ALGÉRIE
19/04/2016 08h:54 CET | Actualisé 19/04/2016 08h:55 CET

Le pétrole repart à la hausse, aidé par une baisse de production au Koweït

A pump jack is seen at sunrise near Bakersfield, California October 14, 2014. Brent crude hit a new four-year low on Wednesday before recovering to just under $85 a barrel, as faltering global growth curbed demand for fuel at a time of heavy oversupply. Oil saw its biggest daily fall in more than three years on Tuesday after the West's energy watchdog slashed its forecasts for world oil demand for this year and 2015. Picture taken October 14, 2014. REUTERS/Lucy Nicholson (UNITED STATES - Tags: E
Lucy Nicholson / Reuters
A pump jack is seen at sunrise near Bakersfield, California October 14, 2014. Brent crude hit a new four-year low on Wednesday before recovering to just under $85 a barrel, as faltering global growth curbed demand for fuel at a time of heavy oversupply. Oil saw its biggest daily fall in more than three years on Tuesday after the West's energy watchdog slashed its forecasts for world oil demand for this year and 2015. Picture taken October 14, 2014. REUTERS/Lucy Nicholson (UNITED STATES - Tags: E

Les prix du pétrole montaient mardi en cours d'échanges européens, se reprenant, aidés par un grève au Koweït, après leur décrochage de la veille, les investisseurs ayant digéré l'absence d'accord des grands producteurs réunis dimanche à Doha.

Vers 10H45 GMT (12H45 à Paris), le baril de Brent de la mer du Nord pour livraison en juin valait 43,66 dollars sur l'Intercontinental Exchange (ICE) de Londres, en hausse de 75 cents par rapport à la clôture de lundi.

Dans les échanges électroniques sur le New York Mercantile Exchange (Nymex), le baril de light sweet crude (WTI) pour livraison en mai prenait 56 cents à 40,34 dollars.

Une réunion à Doha? Quelle réunion à Doha?
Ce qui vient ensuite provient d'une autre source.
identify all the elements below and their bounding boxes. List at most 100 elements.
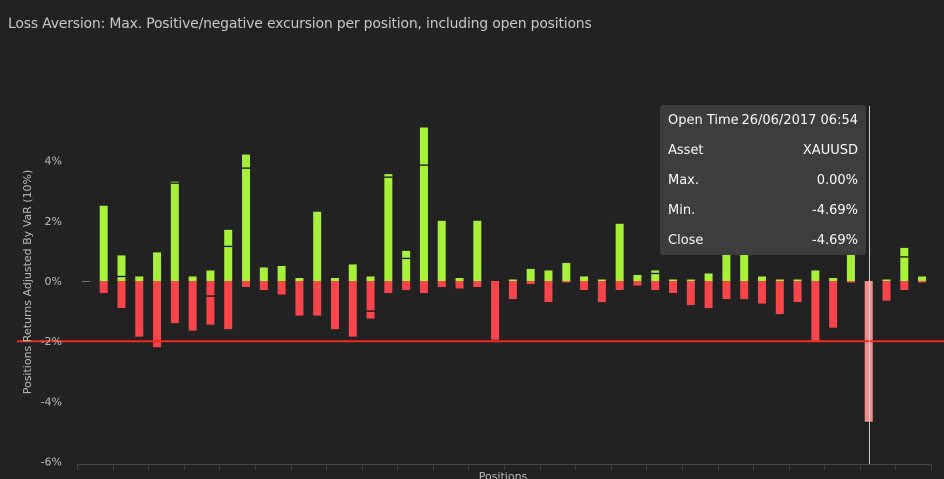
tooltip-key: Asset xyxy=(668,143,704,158)
max-bar xyxy=(170,181,179,281)
min-bar xyxy=(419,281,428,294)
max-bar xyxy=(402,250,411,281)
max-bar xyxy=(900,247,909,281)
max-bar xyxy=(669,279,678,281)
min-bar xyxy=(846,281,855,283)
min-bar xyxy=(277,281,286,295)
reference-layer xyxy=(17,106,944,465)
min-bar xyxy=(170,281,179,324)
max-bar xyxy=(117,255,126,281)
tooltip-value: XAUUSD xyxy=(802,143,858,158)
min-bar xyxy=(99,281,108,294)
close-markers xyxy=(117,164,909,424)
min-bar xyxy=(526,281,535,285)
min-bar xyxy=(864,281,873,423)
tooltip-value: 0.00% xyxy=(816,173,858,188)
max-bar xyxy=(330,277,339,281)
min-bar xyxy=(402,281,411,291)
max-bar xyxy=(704,273,713,281)
min-bar xyxy=(206,281,215,325)
min-bar xyxy=(597,281,606,303)
y-tick-label: 0% xyxy=(45,275,62,288)
min-bar xyxy=(259,281,268,291)
tooltip-key: Close xyxy=(668,233,704,248)
max-bar xyxy=(206,270,215,281)
min-bar xyxy=(491,281,500,340)
y-tick-label: -6% xyxy=(41,456,62,469)
y-tick-label: 4% xyxy=(45,155,62,168)
max-bar xyxy=(437,220,446,281)
min-bar xyxy=(117,281,126,309)
min-bar xyxy=(829,281,838,328)
min-bar xyxy=(740,281,749,300)
tooltip-key: Open Time xyxy=(668,113,739,128)
min-bar xyxy=(224,281,233,330)
max-bar xyxy=(562,262,571,281)
min-bar xyxy=(508,281,517,300)
max-bar xyxy=(242,154,251,281)
min-bar xyxy=(757,281,766,304)
max-bar xyxy=(99,205,108,281)
min-bar xyxy=(882,281,891,301)
tooltip-row-max: Max. 0.00% xyxy=(668,171,858,191)
max-bar xyxy=(686,279,695,281)
max-bar xyxy=(348,264,357,281)
tooltip-value: 26/06/2017 06:54 xyxy=(741,113,858,128)
min-bar xyxy=(900,281,909,291)
tooltip-value: -4.69% xyxy=(812,203,858,218)
min-bar xyxy=(473,281,482,288)
tooltip-row-asset: Asset XAUUSD xyxy=(668,141,858,161)
max-bar xyxy=(615,223,624,281)
y-tick-label: -4% xyxy=(41,395,62,408)
max-bar xyxy=(811,270,820,281)
max-bar xyxy=(224,229,233,281)
min-bar xyxy=(135,281,144,337)
min-bar xyxy=(918,281,927,283)
min-bar xyxy=(455,281,464,289)
max-bar xyxy=(722,252,731,281)
min-bar xyxy=(366,281,375,319)
min-bar xyxy=(313,281,322,316)
min-bar xyxy=(153,281,162,348)
min-bar xyxy=(722,281,731,300)
max-bar xyxy=(473,220,482,281)
max-bar xyxy=(651,270,660,281)
min-bar xyxy=(437,281,446,288)
min-bar xyxy=(669,281,678,294)
max-bar xyxy=(918,276,927,281)
min-bar xyxy=(651,281,660,291)
max-bar xyxy=(188,276,197,281)
tooltip: Open Time 26/06/2017 06:54 Asset XAUUSD … xyxy=(660,105,866,255)
min-bar xyxy=(633,281,642,286)
min-bar xyxy=(330,281,339,330)
tooltip-row-open-time: Open Time 26/06/2017 06:54 xyxy=(668,111,858,131)
max-bar xyxy=(544,270,553,281)
min-bar xyxy=(562,281,571,283)
min-bar xyxy=(686,281,695,306)
max-bar xyxy=(259,267,268,281)
max-bar xyxy=(882,279,891,281)
max-bar xyxy=(526,268,535,281)
max-bar xyxy=(597,279,606,281)
max-bar xyxy=(419,127,428,282)
max-bar xyxy=(153,252,162,281)
x-ticks xyxy=(77,464,932,470)
min-bar xyxy=(793,281,802,303)
max-bar xyxy=(740,252,749,281)
min-bar xyxy=(615,281,624,291)
tooltip-value: -4.69% xyxy=(812,233,858,248)
y-tick-labels: 4% 2% 0% -2% -4% -6% xyxy=(41,155,62,469)
max-bar xyxy=(366,276,375,281)
tooltip-row-min: Min. -4.69% xyxy=(668,201,858,221)
max-bar xyxy=(508,279,517,281)
min-bar xyxy=(242,281,251,288)
x-axis-label: Positions xyxy=(479,470,528,479)
min-bar xyxy=(811,281,820,342)
tooltip-key: Min. xyxy=(668,203,696,218)
min-bar xyxy=(704,281,713,309)
min-bar xyxy=(295,281,304,316)
min-bar xyxy=(188,281,197,331)
max-bar xyxy=(580,276,589,281)
max-bar xyxy=(757,276,766,281)
y-axis-label: Positions Returns Adjusted By VaR (10%) xyxy=(21,170,34,395)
La dégringolade des cours de lundi suite à la conclusion décevante (de la réunion des grands producteurs d'or noir à Doha, ndlr) a rapidement été effacée vers la fin des échanges européens, observait Brenda Kelly, analyste chez London Capital Group.

Les cours du brut étaient tombés lundi à l'ouverture des échanges asiatiques à 40,10 dollar pour le Brent et 37,61 dollar pour le WTI, au plus bas en 10 jours, et marquant une dépréciation de respectivement 6,7% et 6,8% par rapport à la clôture de vendredi.

Les investisseurs avaient espéré voir la réunion de Doha rassemblant 18 pays producteurs de pétrole membres et non membres de l'Organisation des pays exportateurs de pétrole (Opep) aboutir à une décision sur un gel d'une production surabondante qui pèse sur les prix depuis près de deux ans.

Mais les divergences entre l'Iran, qui a annoncé au dernier moment son absence à la réunion, et l'Arabie saoudite ont empêché les tractations d'aboutir.

Le mouvement de panique semble s'être calmé et les investisseurs sont peut-être prêt à laisser le marché physique se rééquilibrer tout seul, ce que les Saoudiens préconisent depuis deux ans, relevait James Hughes, analyste chez GKFX.

La diminution longuement attendue de la production de pétrole de schiste aux États-Unis se concrétise, ce qui devrait réjouir un peu les membres de l'Opep, expliquait M. Hughes.

Une chose qui a tout de même été claire à travers les discussions entre l'Opep et la Russie sur une baisse de la production est qu'elles sont purement politiques et n'ont aucun effet sur les problèmes de surabondance d'offre, estimait M. Hughes.

Les cours tiraient tout de même parti mardi de la poursuite d'un mouvement de grève des employés du secteur pétrolier au Koweït, relevait Brenda Kelly.

Au troisième jour de ce mouvement social pour protester contre des réductions de salaires envisagées par les compagnies pétrolières, la production de pétrole du Koweït était assurée à moitié mardi, avec 1,5 million de barils, contre 3 millions de barils par jour (mbj) en temps normal.

Les opérateurs de marché espèrent de toute évidence que cela va entraîner une légère baisse de l'offre mondiale, notait Mme Kelly.

Les cours du pétrole étaient aussi soutenus mardi par un léger accès de faiblesse du dollar, notamment face à l'euro, à la livre et au franc suisse, un mouvement de nature à rendre plus attractifs les achats d'or noir, libellés dans la monnaie américaine, pour les investisseurs munis d'autres devises.